Evaluation of Hadoop for IO-intensive applications

Project Information

Discipline
Computer Science (401) 
Orientation
Research 
Abstract

One advantage of MapReduce is its data-affinity aware scheduling, which makes MapReduce more efficient than traditional HPC systems for data-intensive applications. In this project, we want to evaluate the performance of Hadoop for IO intensive applications. 

Intellectual Merit

We closely investigate how Hadoop performs to run IO-intensive applications. For Hadoop, the execution time of MapReduce jobs is impacted by many factors. We choose some important factors (e.g. input data size, the number of nodes) and measure how they impact the job run time.

Broader Impacts

This project enables Hadoop users to understand how the factors we considered influence performance.

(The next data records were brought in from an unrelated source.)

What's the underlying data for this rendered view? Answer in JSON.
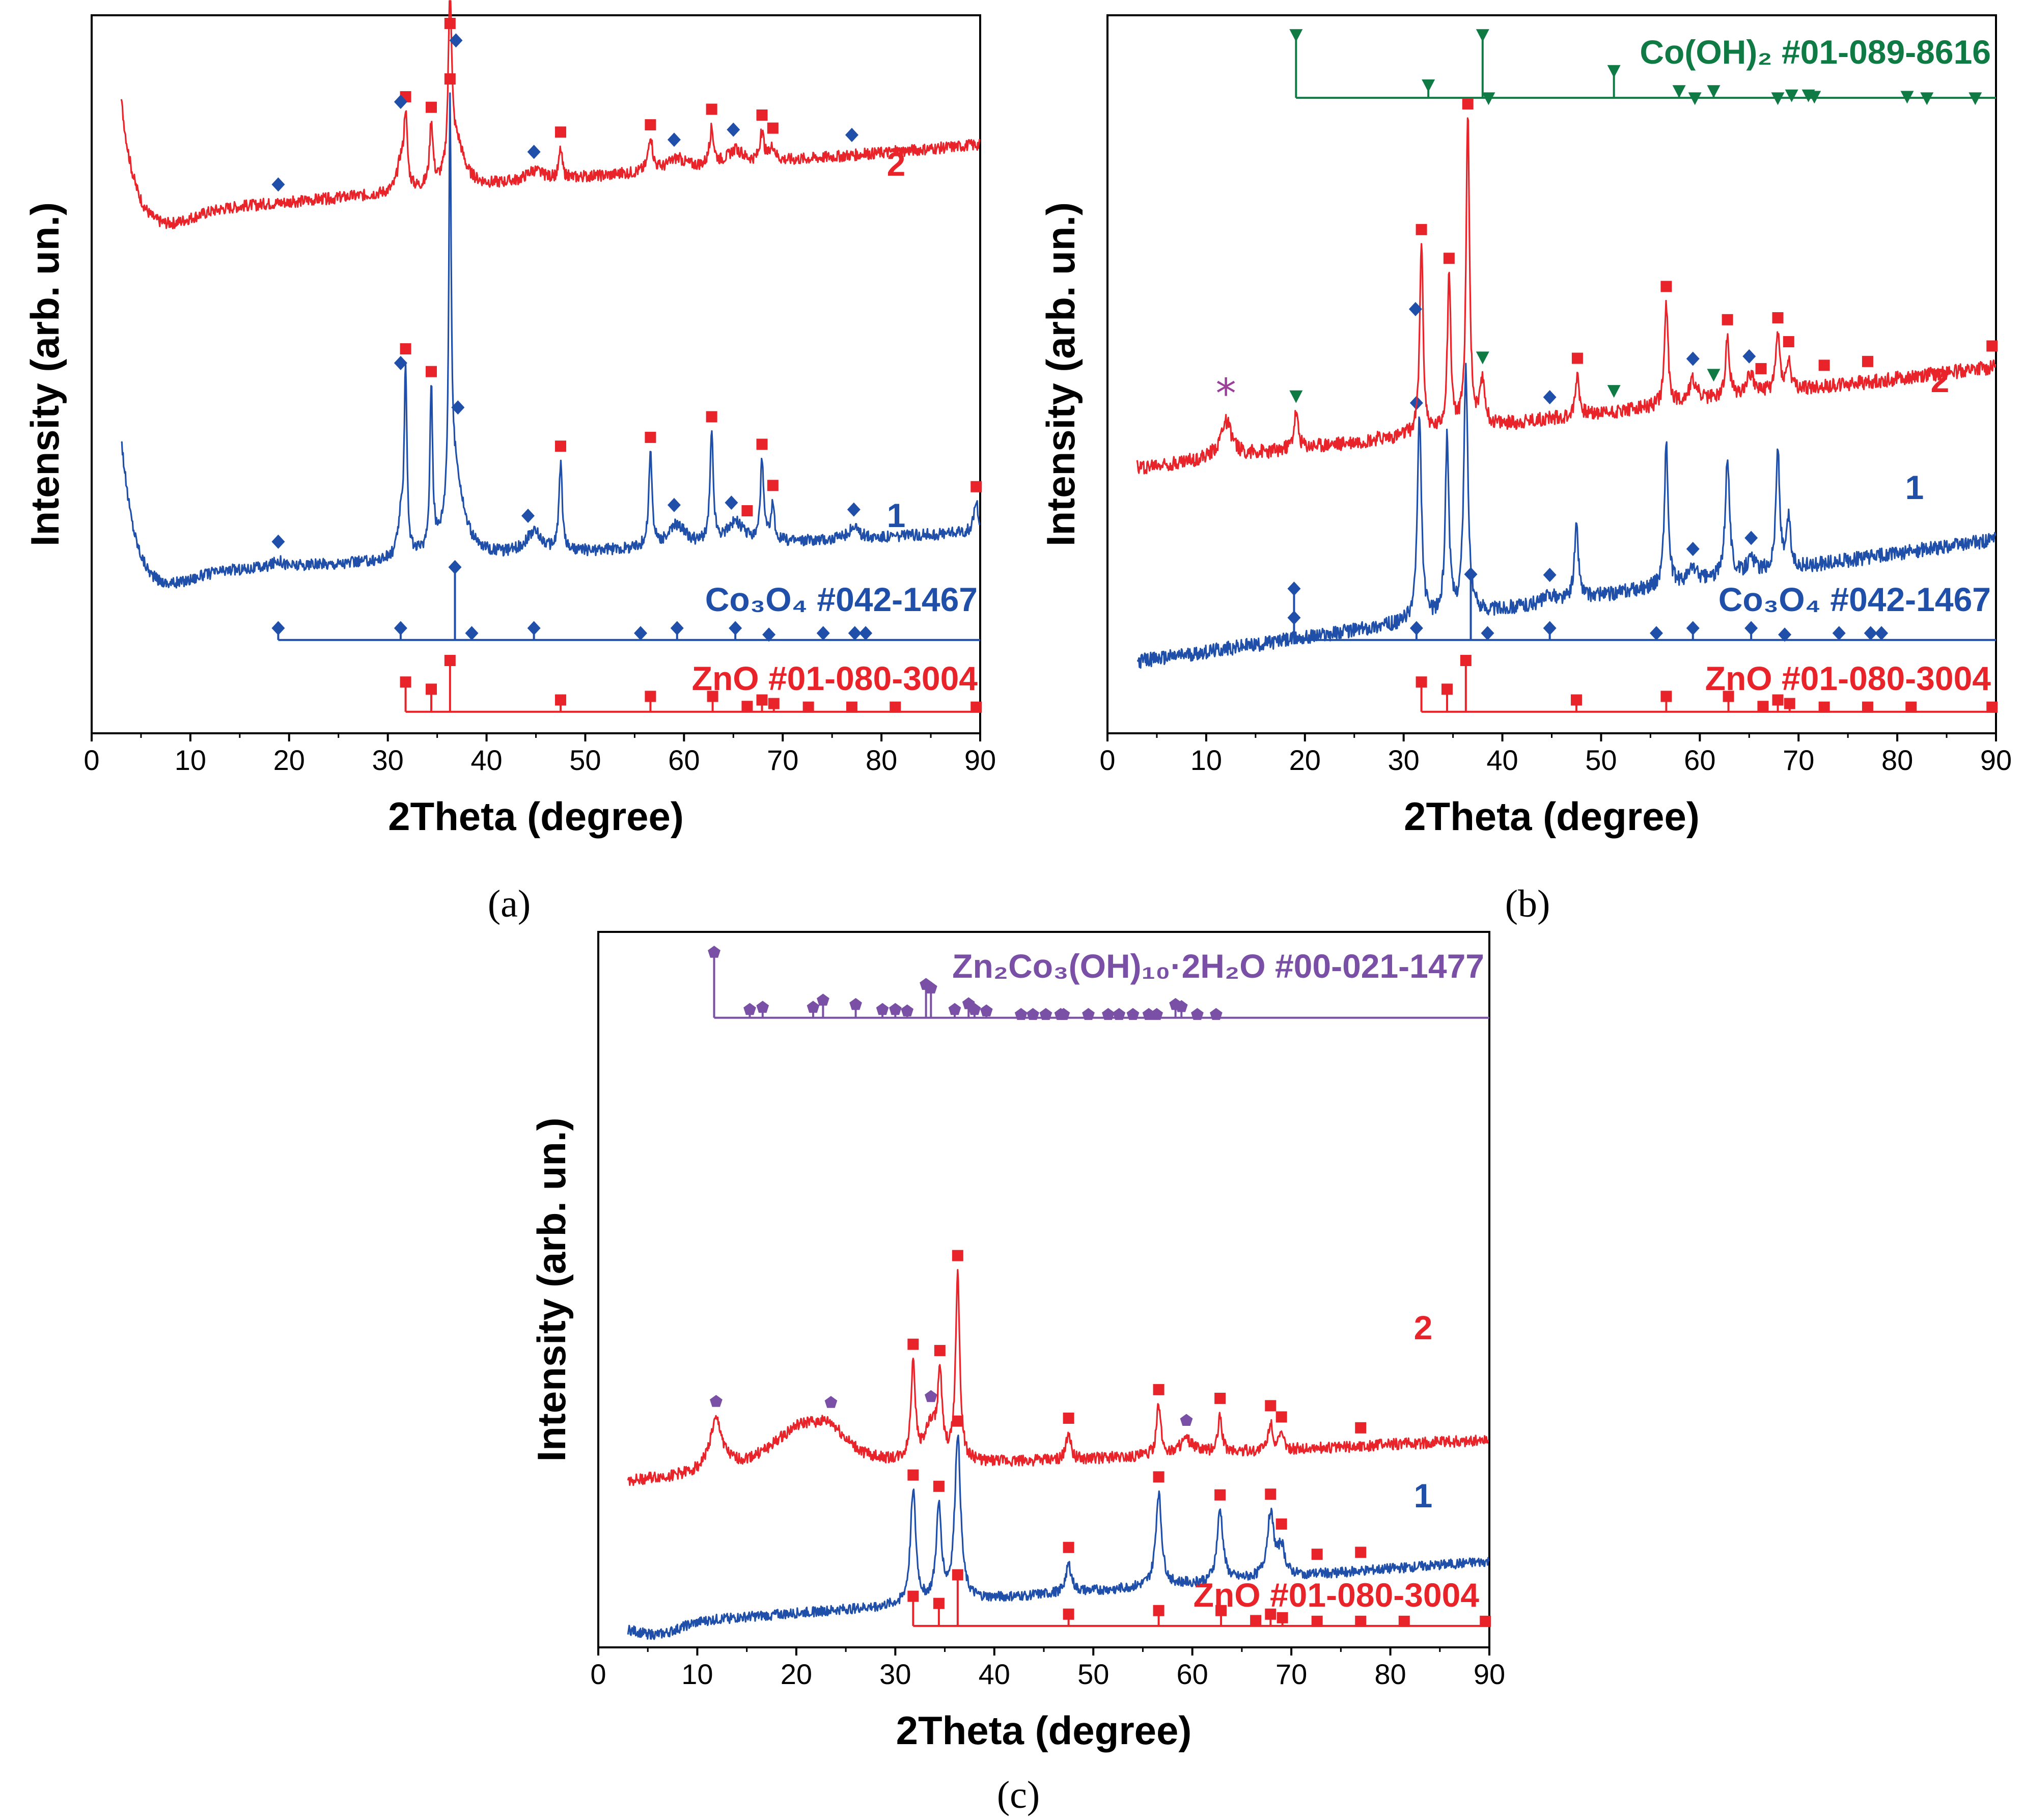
{
  "colors": {
    "blue": "#1f4fa8",
    "red": "#e8242a",
    "green": "#0f7a44",
    "purple": "#7a4fa6",
    "star": "#9b3f9a"
  },
  "chart_data": [
    {
      "id": "a",
      "type": "line",
      "panel_label": "(a)",
      "xlabel": "2Theta (degree)",
      "ylabel": "Intensity (arb. un.)",
      "xlim": [
        0,
        90
      ],
      "xticks": [
        0,
        10,
        20,
        30,
        40,
        50,
        60,
        70,
        80,
        90
      ],
      "series": [
        {
          "name": "1",
          "label": "1",
          "color": "blue",
          "baseline": 0.22,
          "slope": 0.06,
          "start_hump": 0.2,
          "noise": 0.008,
          "peaks": [
            [
              18.9,
              0.01,
              0.6
            ],
            [
              31.3,
              0.05,
              0.35
            ],
            [
              31.8,
              0.26,
              0.16
            ],
            [
              34.4,
              0.23,
              0.16
            ],
            [
              36.3,
              0.55,
              0.14
            ],
            [
              36.8,
              0.12,
              1.0
            ],
            [
              44.8,
              0.03,
              1.0
            ],
            [
              47.5,
              0.12,
              0.2
            ],
            [
              56.6,
              0.13,
              0.2
            ],
            [
              59.3,
              0.03,
              1.0
            ],
            [
              62.8,
              0.15,
              0.2
            ],
            [
              65.2,
              0.03,
              1.0
            ],
            [
              67.9,
              0.11,
              0.2
            ],
            [
              69.0,
              0.05,
              0.2
            ],
            [
              77.2,
              0.015,
              0.6
            ],
            [
              89.6,
              0.04,
              0.3
            ]
          ],
          "markers_zno": [
            31.8,
            34.4,
            36.3,
            47.5,
            56.6,
            62.8,
            66.4,
            67.9,
            69.0,
            89.6
          ],
          "markers_co3o4": [
            18.9,
            31.3,
            37.1,
            44.2,
            59.0,
            64.8,
            77.2
          ]
        },
        {
          "name": "2",
          "label": "2",
          "color": "red",
          "baseline": 0.72,
          "slope": 0.1,
          "start_hump": 0.17,
          "noise": 0.008,
          "peaks": [
            [
              31.3,
              0.04,
              0.4
            ],
            [
              31.8,
              0.1,
              0.2
            ],
            [
              34.4,
              0.09,
              0.2
            ],
            [
              36.3,
              0.25,
              0.2
            ],
            [
              37.0,
              0.06,
              0.9
            ],
            [
              44.8,
              0.015,
              1.0
            ],
            [
              47.5,
              0.04,
              0.2
            ],
            [
              56.6,
              0.05,
              0.25
            ],
            [
              59.3,
              0.015,
              1.0
            ],
            [
              62.8,
              0.05,
              0.25
            ],
            [
              65.2,
              0.02,
              1.0
            ],
            [
              67.9,
              0.04,
              0.25
            ],
            [
              69.0,
              0.02,
              0.3
            ]
          ],
          "markers_zno": [
            31.8,
            34.4,
            36.3,
            47.5,
            56.6,
            62.8,
            67.9,
            69.0
          ],
          "markers_co3o4": [
            18.9,
            31.3,
            36.9,
            44.8,
            59.0,
            65.0,
            77.0
          ]
        }
      ],
      "references": [
        {
          "name": "Co3O4",
          "color": "blue",
          "marker": "diamond",
          "base": 0.13,
          "label_text": "Co₃O₄ #042-1467",
          "positions": [
            18.9,
            31.3,
            36.8,
            38.5,
            44.8,
            55.6,
            59.3,
            65.2,
            68.6,
            74.1,
            77.3,
            78.4
          ],
          "heights": [
            0.015,
            0.015,
            0.1,
            0.008,
            0.015,
            0.008,
            0.015,
            0.015,
            0.006,
            0.008,
            0.008,
            0.008
          ]
        },
        {
          "name": "ZnO",
          "color": "red",
          "marker": "square",
          "base": 0.03,
          "label_text": "ZnO #01-080-3004",
          "positions": [
            31.8,
            34.4,
            36.3,
            47.5,
            56.6,
            62.9,
            66.4,
            67.9,
            69.1,
            72.6,
            77.0,
            81.4,
            89.6
          ],
          "heights": [
            0.04,
            0.03,
            0.07,
            0.015,
            0.02,
            0.02,
            0.006,
            0.015,
            0.01,
            0.005,
            0.005,
            0.005,
            0.005
          ]
        }
      ]
    },
    {
      "id": "b",
      "type": "line",
      "panel_label": "(b)",
      "xlabel": "2Theta (degree)",
      "ylabel": "Intensity (arb. un.)",
      "xlim": [
        0,
        90
      ],
      "xticks": [
        0,
        10,
        20,
        30,
        40,
        50,
        60,
        70,
        80,
        90
      ],
      "series": [
        {
          "name": "1",
          "label": "1",
          "color": "blue",
          "baseline": 0.1,
          "slope": 0.17,
          "start_hump": 0.0,
          "noise": 0.01,
          "peaks": [
            [
              31.6,
              0.28,
              0.25
            ],
            [
              34.4,
              0.25,
              0.22
            ],
            [
              36.3,
              0.34,
              0.25
            ],
            [
              47.5,
              0.1,
              0.25
            ],
            [
              56.6,
              0.2,
              0.22
            ],
            [
              62.8,
              0.17,
              0.25
            ],
            [
              67.9,
              0.17,
              0.22
            ],
            [
              69.0,
              0.07,
              0.22
            ],
            [
              59.3,
              0.02,
              0.5
            ],
            [
              65.2,
              0.02,
              0.5
            ],
            [
              44.8,
              0.01,
              0.6
            ]
          ],
          "markers_co3o4": [
            18.9,
            31.3,
            44.8,
            59.3,
            65.2
          ]
        },
        {
          "name": "2",
          "label": "2",
          "color": "red",
          "baseline": 0.37,
          "slope": 0.14,
          "start_hump": 0.0,
          "noise": 0.01,
          "peaks": [
            [
              12.0,
              0.05,
              0.7
            ],
            [
              19.1,
              0.05,
              0.25
            ],
            [
              31.8,
              0.27,
              0.2
            ],
            [
              34.6,
              0.22,
              0.2
            ],
            [
              36.5,
              0.44,
              0.2
            ],
            [
              38.0,
              0.06,
              0.3
            ],
            [
              47.6,
              0.06,
              0.22
            ],
            [
              56.6,
              0.14,
              0.22
            ],
            [
              59.3,
              0.03,
              0.5
            ],
            [
              62.8,
              0.08,
              0.25
            ],
            [
              65.1,
              0.03,
              0.5
            ],
            [
              67.9,
              0.08,
              0.25
            ],
            [
              69.0,
              0.04,
              0.25
            ]
          ],
          "markers_zno": [
            31.8,
            34.6,
            36.5,
            47.6,
            56.6,
            62.8,
            66.2,
            67.9,
            69.0,
            72.6,
            77.0,
            89.6
          ],
          "markers_co3o4": [
            31.2,
            44.8,
            59.3,
            65.0
          ],
          "markers_cooh": [
            19.1,
            38.0,
            51.3,
            61.4
          ],
          "star_at": 12.0
        }
      ],
      "references": [
        {
          "name": "Co(OH)2",
          "color": "green",
          "marker": "triangle",
          "base": 0.885,
          "label_text": "Co(OH)₂ #01-089-8616",
          "positions": [
            19.1,
            32.5,
            38.0,
            38.6,
            51.3,
            57.9,
            59.5,
            61.4,
            67.9,
            69.3,
            71.0,
            71.6,
            81.0,
            83.0,
            87.9
          ],
          "heights": [
            0.09,
            0.02,
            0.09,
            0.002,
            0.04,
            0.012,
            0.002,
            0.012,
            0.002,
            0.006,
            0.006,
            0.004,
            0.004,
            0.002,
            0.002
          ]
        },
        {
          "name": "Co3O4",
          "color": "blue",
          "marker": "diamond",
          "base": 0.13,
          "label_text": "Co₃O₄ #042-1467",
          "positions": [
            18.9,
            31.3,
            36.8,
            38.5,
            44.8,
            55.6,
            59.3,
            65.2,
            68.6,
            74.1,
            77.3,
            78.4
          ],
          "heights": [
            0.07,
            0.015,
            0.09,
            0.008,
            0.015,
            0.008,
            0.015,
            0.015,
            0.006,
            0.008,
            0.008,
            0.008
          ]
        },
        {
          "name": "ZnO",
          "color": "red",
          "marker": "square",
          "base": 0.03,
          "label_text": "ZnO #01-080-3004",
          "positions": [
            31.8,
            34.4,
            36.3,
            47.5,
            56.6,
            62.9,
            66.4,
            67.9,
            69.1,
            72.6,
            77.0,
            81.4,
            89.6
          ],
          "heights": [
            0.04,
            0.03,
            0.07,
            0.015,
            0.02,
            0.02,
            0.006,
            0.015,
            0.01,
            0.005,
            0.005,
            0.005,
            0.005
          ]
        }
      ]
    },
    {
      "id": "c",
      "type": "line",
      "panel_label": "(c)",
      "xlabel": "2Theta (degree)",
      "ylabel": "Intensity (arb. un.)",
      "xlim": [
        0,
        90
      ],
      "xticks": [
        0,
        10,
        20,
        30,
        40,
        50,
        60,
        70,
        80,
        90
      ],
      "series": [
        {
          "name": "1",
          "label": "1",
          "color": "blue",
          "baseline": 0.03,
          "slope": 0.09,
          "start_hump": 0.0,
          "noise": 0.007,
          "peaks": [
            [
              31.8,
              0.16,
              0.32
            ],
            [
              34.4,
              0.13,
              0.32
            ],
            [
              36.3,
              0.23,
              0.35
            ],
            [
              47.5,
              0.04,
              0.35
            ],
            [
              56.6,
              0.13,
              0.35
            ],
            [
              62.8,
              0.1,
              0.35
            ],
            [
              67.9,
              0.09,
              0.4
            ],
            [
              69.0,
              0.04,
              0.4
            ]
          ],
          "markers_zno": [
            31.8,
            34.4,
            36.3,
            47.5,
            56.6,
            62.8,
            67.9,
            69.0,
            72.6,
            77.0
          ]
        },
        {
          "name": "2",
          "label": "2",
          "color": "red",
          "baseline": 0.23,
          "slope": 0.06,
          "start_hump": 0.0,
          "noise": 0.008,
          "peaks": [
            [
              11.9,
              0.07,
              0.8
            ],
            [
              20.5,
              0.06,
              4.0
            ],
            [
              23.5,
              0.03,
              2.0
            ],
            [
              31.8,
              0.14,
              0.25
            ],
            [
              33.6,
              0.05,
              0.8
            ],
            [
              34.5,
              0.11,
              0.25
            ],
            [
              36.3,
              0.26,
              0.25
            ],
            [
              47.5,
              0.04,
              0.25
            ],
            [
              56.6,
              0.07,
              0.25
            ],
            [
              59.4,
              0.02,
              0.8
            ],
            [
              62.8,
              0.05,
              0.25
            ],
            [
              67.9,
              0.04,
              0.25
            ],
            [
              69.0,
              0.02,
              0.25
            ]
          ],
          "markers_zno": [
            31.8,
            34.5,
            36.3,
            47.5,
            56.6,
            62.8,
            67.9,
            69.0,
            77.0
          ],
          "markers_znco": [
            11.9,
            23.5,
            33.6,
            59.4
          ]
        }
      ],
      "references": [
        {
          "name": "Zn2Co3(OH)10·2H2O",
          "color": "purple",
          "marker": "pentagon",
          "base": 0.88,
          "label_text": "Zn₂Co₃(OH)₁₀·2H₂O #00-021-1477",
          "positions": [
            11.7,
            15.3,
            16.6,
            21.7,
            22.7,
            26.0,
            28.7,
            30.0,
            31.2,
            33.1,
            33.6,
            36.0,
            37.4,
            38.0,
            39.2,
            42.7,
            43.9,
            45.2,
            46.7,
            47.0,
            49.5,
            51.5,
            52.6,
            54.0,
            55.6,
            56.4,
            58.3,
            58.9,
            60.5,
            62.4
          ],
          "heights": [
            0.09,
            0.01,
            0.013,
            0.013,
            0.023,
            0.017,
            0.01,
            0.01,
            0.008,
            0.045,
            0.04,
            0.01,
            0.018,
            0.01,
            0.008,
            0.003,
            0.003,
            0.003,
            0.003,
            0.003,
            0.003,
            0.003,
            0.003,
            0.003,
            0.003,
            0.003,
            0.017,
            0.014,
            0.003,
            0.003
          ]
        },
        {
          "name": "ZnO",
          "color": "red",
          "marker": "square",
          "base": 0.03,
          "label_text": "ZnO #01-080-3004",
          "positions": [
            31.8,
            34.4,
            36.3,
            47.5,
            56.6,
            62.9,
            66.4,
            67.9,
            69.1,
            72.6,
            77.0,
            81.4,
            89.6
          ],
          "heights": [
            0.04,
            0.03,
            0.07,
            0.015,
            0.02,
            0.02,
            0.006,
            0.015,
            0.01,
            0.005,
            0.005,
            0.005,
            0.005
          ]
        }
      ]
    }
  ]
}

As a result, those factors can be accordingly tuned by users to maximize the performance for their specific environments.

Project Contact

Project Lead
Zhenhua Guo (zhguo) 
Project Manager
Zhenhua Guo (zhguo) 

Resource Requirements

Hardware Systems
  • hotel (IBM iDataPlex at U Chicago)
  • india (IBM iDataPlex at IU)
  • sierra (IBM iDataPlex at SDSC)
 
Use of FutureGrid

We wish to use bare metal machines to test how IO-intensive applications perform on Hadoop in FutureGrid.

Scale of Use

We plan to use 20-60 HPC nodes.

Project Timeline

Submitted
10/28/2010 - 15:21 
Completed
09/06/2012